Lent 2

So Easter (and therefore Lent!) is well and truly over.  Those of us who have anything to do with education are back to work with a vengeance!  I had meant to post this much sooner, but you know how it goes – life is what happens while you were making other plans!

So did you give up anything for Lent?  I didn’t – but, as I indicated in the last blog, I took something up and set myself a challenge.  For each the 40 days of Lent (you get Sundays off, apparently) I set myself the goal of coming up with something new musically.  This proved to be a very valuable and rewarding experience.

As a composer, I’m forever doodling away at the keyboard, fiddling with software and trying to come up with new sounds and ideas.  However, most of those embryonic sketches never see the light of day – for a variety of reasons.  Like many creative people, I am my own worst critic and impose a great deal of self-censorship upon myself.  By nature, I’m a tortoise rather than a hare!  I tend to work slowly and carefully, only putting material out into the big wide world once it’s been written, re-written, rehearsed, recorded, re-recorded and edited.  I also have to hold my hands up and admit that I ignore one of the most important pieces of advice I give to students:  “Don’t throw anything away!”  I’d rather keep doodling (telling myself that if an idea is any good I’ll remember it) than hit record and commit to keeping a version, however rough.

So the 40 days of my Lent challenge made me determined to come up with a chunk of musical/audio material every day.  I took the opportunity to push myself in all kinds of different directions too.  I made myself use (and learn) unfamiliar pieces of software, program new sounds, explore difference ways of working.

The results can all be heard in this Soundcloud playlist.


I’ve just listened back to the whole collection and I’m really pleased I did this.  The casual listener might hear these little chunks of audio and think, “So what?” but to me they represent lessons learnt and challenges overcome.  Will anything there set the musical world on fire?

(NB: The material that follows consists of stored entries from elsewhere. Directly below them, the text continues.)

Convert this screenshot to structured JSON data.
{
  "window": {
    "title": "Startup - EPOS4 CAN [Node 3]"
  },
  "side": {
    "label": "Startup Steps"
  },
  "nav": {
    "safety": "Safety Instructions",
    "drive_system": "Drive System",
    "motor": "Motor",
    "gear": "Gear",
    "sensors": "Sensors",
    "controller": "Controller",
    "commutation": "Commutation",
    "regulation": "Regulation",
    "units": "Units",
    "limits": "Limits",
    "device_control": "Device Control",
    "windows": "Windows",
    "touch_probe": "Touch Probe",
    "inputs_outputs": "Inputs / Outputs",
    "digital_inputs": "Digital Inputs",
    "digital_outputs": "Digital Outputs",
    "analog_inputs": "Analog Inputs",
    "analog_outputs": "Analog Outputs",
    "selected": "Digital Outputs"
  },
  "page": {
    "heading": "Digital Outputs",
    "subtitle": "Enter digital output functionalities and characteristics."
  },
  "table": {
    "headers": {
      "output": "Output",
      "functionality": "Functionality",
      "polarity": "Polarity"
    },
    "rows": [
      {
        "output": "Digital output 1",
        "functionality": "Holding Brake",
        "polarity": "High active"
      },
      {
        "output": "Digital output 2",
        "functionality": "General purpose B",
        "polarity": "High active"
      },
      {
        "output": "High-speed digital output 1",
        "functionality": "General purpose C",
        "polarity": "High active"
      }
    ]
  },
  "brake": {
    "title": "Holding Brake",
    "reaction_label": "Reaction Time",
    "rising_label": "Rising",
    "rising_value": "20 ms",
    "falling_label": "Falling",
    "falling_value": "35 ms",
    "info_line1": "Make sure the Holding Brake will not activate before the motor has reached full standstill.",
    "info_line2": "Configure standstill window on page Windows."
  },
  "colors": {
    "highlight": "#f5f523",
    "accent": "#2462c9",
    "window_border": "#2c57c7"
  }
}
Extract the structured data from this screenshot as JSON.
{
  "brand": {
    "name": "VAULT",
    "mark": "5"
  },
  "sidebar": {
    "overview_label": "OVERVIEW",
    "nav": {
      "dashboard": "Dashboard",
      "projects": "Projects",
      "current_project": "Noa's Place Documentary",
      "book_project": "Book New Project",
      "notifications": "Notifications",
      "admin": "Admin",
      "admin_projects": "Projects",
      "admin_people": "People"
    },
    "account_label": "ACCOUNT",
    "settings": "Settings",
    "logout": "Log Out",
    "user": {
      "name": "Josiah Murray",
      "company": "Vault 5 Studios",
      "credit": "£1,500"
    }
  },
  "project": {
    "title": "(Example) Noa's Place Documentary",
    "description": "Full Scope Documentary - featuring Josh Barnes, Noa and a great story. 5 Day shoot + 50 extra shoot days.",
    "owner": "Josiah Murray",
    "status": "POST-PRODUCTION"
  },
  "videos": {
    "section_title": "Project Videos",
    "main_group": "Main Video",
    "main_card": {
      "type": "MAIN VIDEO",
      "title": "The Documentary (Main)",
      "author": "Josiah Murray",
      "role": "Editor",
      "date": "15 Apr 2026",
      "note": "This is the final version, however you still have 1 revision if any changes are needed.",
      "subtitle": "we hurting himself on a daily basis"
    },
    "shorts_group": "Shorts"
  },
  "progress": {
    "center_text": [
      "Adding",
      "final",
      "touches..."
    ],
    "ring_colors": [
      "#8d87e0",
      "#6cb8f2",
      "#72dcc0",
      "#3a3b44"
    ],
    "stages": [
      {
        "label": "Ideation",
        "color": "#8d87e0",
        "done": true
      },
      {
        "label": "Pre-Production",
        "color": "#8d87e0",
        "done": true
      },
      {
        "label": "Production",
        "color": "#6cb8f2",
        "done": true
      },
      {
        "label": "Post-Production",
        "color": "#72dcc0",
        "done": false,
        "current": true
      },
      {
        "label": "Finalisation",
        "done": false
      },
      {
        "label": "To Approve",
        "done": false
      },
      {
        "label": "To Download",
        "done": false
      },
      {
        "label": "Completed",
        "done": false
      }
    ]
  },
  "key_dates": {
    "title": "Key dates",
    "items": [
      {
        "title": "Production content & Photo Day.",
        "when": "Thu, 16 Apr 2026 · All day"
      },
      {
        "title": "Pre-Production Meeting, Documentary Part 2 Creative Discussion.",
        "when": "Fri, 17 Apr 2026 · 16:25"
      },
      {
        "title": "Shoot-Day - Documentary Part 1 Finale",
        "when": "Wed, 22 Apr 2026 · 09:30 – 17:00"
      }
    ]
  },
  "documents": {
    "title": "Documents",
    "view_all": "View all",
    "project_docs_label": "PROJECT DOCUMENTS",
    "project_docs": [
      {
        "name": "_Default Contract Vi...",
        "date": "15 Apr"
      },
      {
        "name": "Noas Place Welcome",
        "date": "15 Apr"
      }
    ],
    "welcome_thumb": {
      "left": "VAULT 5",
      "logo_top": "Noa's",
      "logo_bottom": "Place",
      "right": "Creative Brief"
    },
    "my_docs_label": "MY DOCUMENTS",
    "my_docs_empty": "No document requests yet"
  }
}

Er, no – probably not!  There’s stuff there which is immediately forgettable and times when, even with self-imposed hurdles, I’ve managed to lapse into cliché.  But amongst the collection are moments of promise.  There are some interesting sounds I’d like to explore in greater depth, some programming techniques which I need to weave into my workflow and some musical ideas which inspire me to dig deeper.

However, the greater legacy of this little Lenten experiment is to be found in the way I approach creative work.  Truth is, I now feel a bit incomplete unless I’ve made myself knuckle down – even for 5 or 10 minutes at the end of a full day  – and create something and commit to it.

Though it can be thought of as elusive, mysterious and magical, creativity is not about sitting around waiting for inspiration but is more likely to be found by simply turning up for work resolved to create.